Brazilian Farmers Battle Over Monsanto RR Royalties

Brazil's Soybean Producers Association (APROSOJA) late Wednesday issued a statement encouraging all state farm associations to bring legal action against U.S. biotech company Monsanto over the incorrect charging of royalties on first generation Roundup Ready soybeans.

The advice comes after soybean farmers in Mato Grosso, the No. 1 producing state, and Rio Grande do Sul, the No. 3 state, obtained key court decisions against the St. Louis-based company's Roundup Ready royalties policy.

Last week, a Mato Grosso court temporarily suspended the payment of royalties on Roundup Ready seeds in the state, upholding an injunction brought by the state's agricultural farm federation that argued the relevant patents had run out in October 2010.

The court must still give a final ruling and Monsanto has vowed to fight its position that the patent lasts till 2014. But, after losing an appeal against the injunction, on Wednesday Monsanto announced it would drop royalty charges across Brazil until further notice.

Brazilian farmers pay royalties at 2% on seeds sales, or at around 3% on the subsequently harvested produce.

A final ruling against Monsanto would open the way for farmers to sue for the royalties paid over the last two years.

Just as big was an April decision by a court in the southern city of Porto Alegre that farmers in Rio Grande do Sul don't have to pay royalties on seeds replanted from their own crop harvested the year before. The judge also ruled that royalties charged on such seeds since 2003/04 should be returned.

Monsanto is appealing the decision and, again, we await a final ruling, but the stakes in this legal battle were raised in July when the Supreme Appeals Court (STJ), Brazil's second highest court, said the Porto Alegre court's final sentence would apply across Brazil.

The case straddles two contradictory laws. One recognizes the prevalence of international patents and another allows farmers, especially small farmers, to use their crop as seed without paying the original seed provider.

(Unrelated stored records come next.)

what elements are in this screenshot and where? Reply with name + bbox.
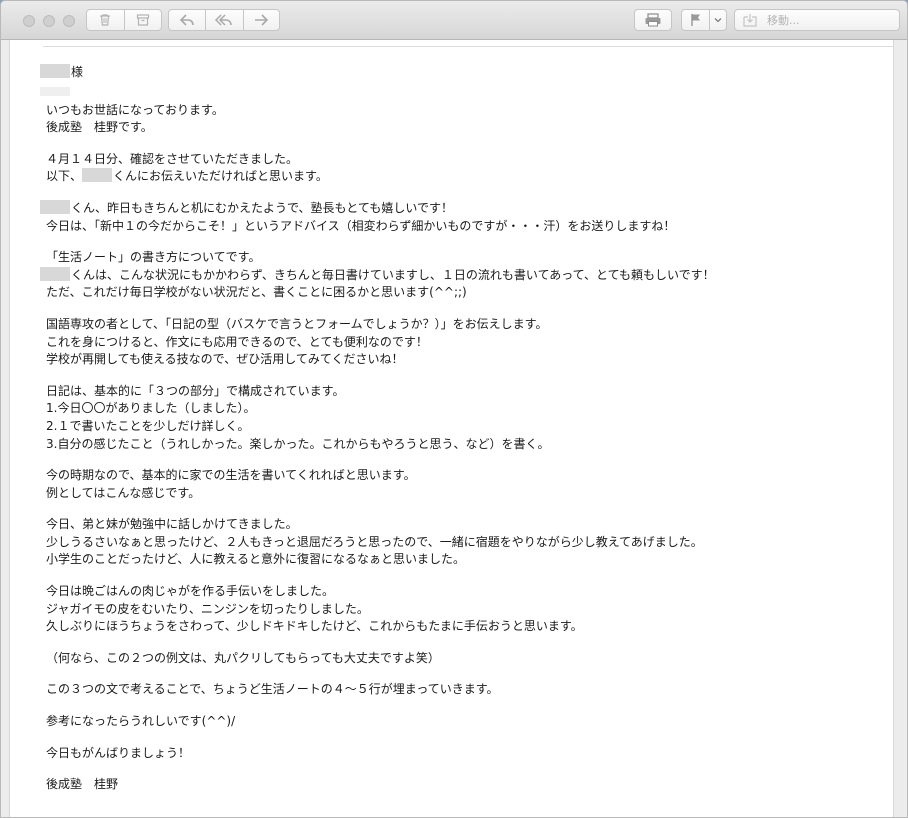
text-line: 後成塾 桂野です。 <box>46 120 153 135</box>
signature-line: 後成塾 桂野 <box>46 777 119 792</box>
trash-icon <box>100 14 111 26</box>
forward-icon <box>255 14 269 26</box>
zoom-window-button[interactable] <box>63 15 75 27</box>
paragraph-closing: 今日もがんばりましょう！ <box>46 745 715 763</box>
redacted-student-name <box>40 266 70 281</box>
close-window-button[interactable] <box>23 15 35 27</box>
flag-icon <box>691 14 700 26</box>
text-line: 少しうるさいなぁと思ったけど、２人もきっと退屈だろうと思ったので、一緒に宿題をや… <box>46 534 703 549</box>
reply-icon <box>180 14 194 26</box>
text-line: くんは、こんな状況にもかかわらず、きちんと毎日書けていますし、１日の流れも書いて… <box>40 266 715 285</box>
salutation: 様 <box>40 64 715 96</box>
forward-button[interactable] <box>242 10 279 30</box>
print-button[interactable] <box>635 10 671 30</box>
text-line: これを身につけると、作文にも応用できるので、とても便利なのです！ <box>46 334 428 349</box>
text-line: ４月１４日分、確認をさせていただきました。 <box>46 151 299 166</box>
redacted-recipient-line <box>40 86 70 96</box>
delete-button[interactable] <box>87 10 124 30</box>
redacted-student-name <box>82 168 113 183</box>
text-line: 国語専攻の者として、「日記の型（バスケで言うとフォームでしょうか？）」をお伝えし… <box>46 316 548 331</box>
archive-button[interactable] <box>123 10 162 30</box>
text-line: いつもお世話になっております。 <box>46 102 224 117</box>
text-line: 今日は、「新中１の今だからこそ！」というアドバイス（相変わらず細かいものですが・… <box>46 218 676 233</box>
text-line: この３つの文で考えることで、ちょうど生活ノートの４～５行が埋まっていきます。 <box>46 682 499 697</box>
text-fragment: くんは、こんな状況にもかかわらず、きちんと毎日書けていますし、１日の流れも書いて… <box>71 267 715 282</box>
archive-icon <box>136 14 149 26</box>
flag-menu-button[interactable] <box>709 10 726 30</box>
flag-button[interactable] <box>682 10 709 30</box>
text-line: 日記は、基本的に「３つの部分」で構成されています。 <box>46 383 345 398</box>
message-pane: 様 いつもお世話になっております。 後成塾 桂野です。 ４月１４日分、確認をさせ… <box>9 40 894 817</box>
paragraph-confirmation: ４月１４日分、確認をさせていただきました。 以下、 くんにお伝えいただければと思い… <box>46 151 715 186</box>
text-line: 久しぶりにほうちょうをさわって、少しドキドキしたけど、これからもたまに手伝おうと… <box>46 619 583 634</box>
text-line: 学校が再開しても使える技なので、ぜひ活用してみてくださいね！ <box>46 352 404 367</box>
paragraph-summary: この３つの文で考えることで、ちょうど生活ノートの４～５行が埋まっていきます。 <box>46 681 715 699</box>
text-line: 今日もがんばりましょう！ <box>46 745 191 760</box>
list-item: 1.今日〇〇がありました（しました）。 <box>46 401 256 416</box>
paragraph-praise: くん、昨日もきちんと机にむかえたようで、塾長もとても嬉しいです！ 今日は、「新中… <box>40 199 715 235</box>
reply-button[interactable] <box>169 10 205 30</box>
text-line: 以下、 くんにお伝えいただければと思います。 <box>46 168 715 186</box>
paragraph-diary-form: 国語専攻の者として、「日記の型（バスケで言うとフォームでしょうか？）」をお伝えし… <box>46 316 715 369</box>
text-line: ただ、これだけ毎日学校がない状況だと、書くことに困るかと思います(^^;;) <box>46 285 467 300</box>
paragraph-greeting: いつもお世話になっております。 後成塾 桂野です。 <box>46 102 715 137</box>
text-line: くん、昨日もきちんと机にむかえたようで、塾長もとても嬉しいです！ <box>40 199 715 218</box>
text-line: 例としてはこんな感じです。 <box>46 485 201 500</box>
text-fragment: 以下、 <box>46 169 83 184</box>
move-to-folder-icon <box>743 13 757 27</box>
paragraph-example-1: 今日、弟と妹が勉強中に話しかけてきました。 少しうるさいなぁと思ったけど、２人も… <box>46 516 715 569</box>
text-line: ジャガイモの皮をむいたり、ニンジンを切ったりしました。 <box>46 601 369 616</box>
paragraph-note: （何なら、この２つの例文は、丸パクリしてもらっても大丈夫ですよ笑） <box>46 650 715 668</box>
text-line: 今日、弟と妹が勉強中に話しかけてきました。 <box>46 517 298 532</box>
paragraph-hope: 参考になったらうれしいです(^^)/ <box>46 713 715 731</box>
print-icon <box>645 13 661 27</box>
reply-all-button[interactable] <box>205 10 242 30</box>
reply-forward-group <box>168 9 280 31</box>
header-divider <box>43 46 893 47</box>
paragraph-example-2: 今日は晩ごはんの肉じゃがを作る手伝いをしました。 ジャガイモの皮をむいたり、ニン… <box>46 583 715 636</box>
move-to-mailbox-button[interactable]: 移動... <box>734 9 900 31</box>
flag-group <box>681 9 727 31</box>
message-body: 様 いつもお世話になっております。 後成塾 桂野です。 ４月１４日分、確認をさせ… <box>40 64 715 808</box>
text-line: 参考になったらうれしいです(^^)/ <box>46 714 236 729</box>
text-line: （何なら、この２つの例文は、丸パクリしてもらっても大丈夫ですよ笑） <box>46 650 440 665</box>
print-group <box>634 9 672 31</box>
salutation-suffix: 様 <box>71 65 84 79</box>
text-line: 今日は晩ごはんの肉じゃがを作る手伝いをしました。 <box>46 584 335 599</box>
mail-window: 移動... 様 いつもお世話になっております。 後成塾 桂野です。 ４月１４日分… <box>0 0 908 818</box>
text-line: 「生活ノート」の書き方についてです。 <box>46 250 261 265</box>
signature: 後成塾 桂野 <box>46 776 715 794</box>
redacted-recipient-name <box>40 64 70 78</box>
text-fragment: くんにお伝えいただければと思います。 <box>113 169 328 184</box>
text-fragment: くん、昨日もきちんと机にむかえたようで、塾長もとても嬉しいです！ <box>71 200 453 215</box>
list-item: 2.１で書いたことを少しだけ詳しく。 <box>46 418 250 433</box>
paragraph-notebook: 「生活ノート」の書き方についてです。 くんは、こんな状況にもかかわらず、きちんと… <box>40 249 715 302</box>
redacted-student-name <box>40 199 70 214</box>
list-item: 3.自分の感じたこと（うれしかった。楽しかった。これからもやろうと思う、など）を… <box>46 436 550 451</box>
reply-all-icon <box>215 14 233 26</box>
paragraph-three-parts: 日記は、基本的に「３つの部分」で構成されています。 1.今日〇〇がありました（し… <box>46 383 715 453</box>
text-line: 今の時期なので、基本的に家での生活を書いてくれればと思います。 <box>46 468 416 483</box>
move-to-mailbox-label: 移動... <box>767 14 800 27</box>
minimize-window-button[interactable] <box>43 15 55 27</box>
toolbar: 移動... <box>1 1 907 40</box>
text-line: 小学生のことだったけど、人に教えると意外に復習になるなぁと思いました。 <box>46 552 466 567</box>
paragraph-example-intro: 今の時期なので、基本的に家での生活を書いてくれればと思います。 例としてはこんな… <box>46 467 715 502</box>
chevron-down-icon <box>714 18 722 23</box>
delete-archive-group <box>86 9 162 31</box>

Farm leaders claim the decision involves royalties of $7.5 billion. That may be an exaggeration but a lot of own use and pirated seeds are employed across Brazil. The Brazilian Seed Association (ABRASEM) estimates 36% of soybean seeds used in 2010 weren't certified.

Monsanto argues that they have obtained numerous previous Brazilian court rulings that upheld their right to charge royalties and say it remains confident it will ultimately win these legal battles, and any others that may arise. Watch this space.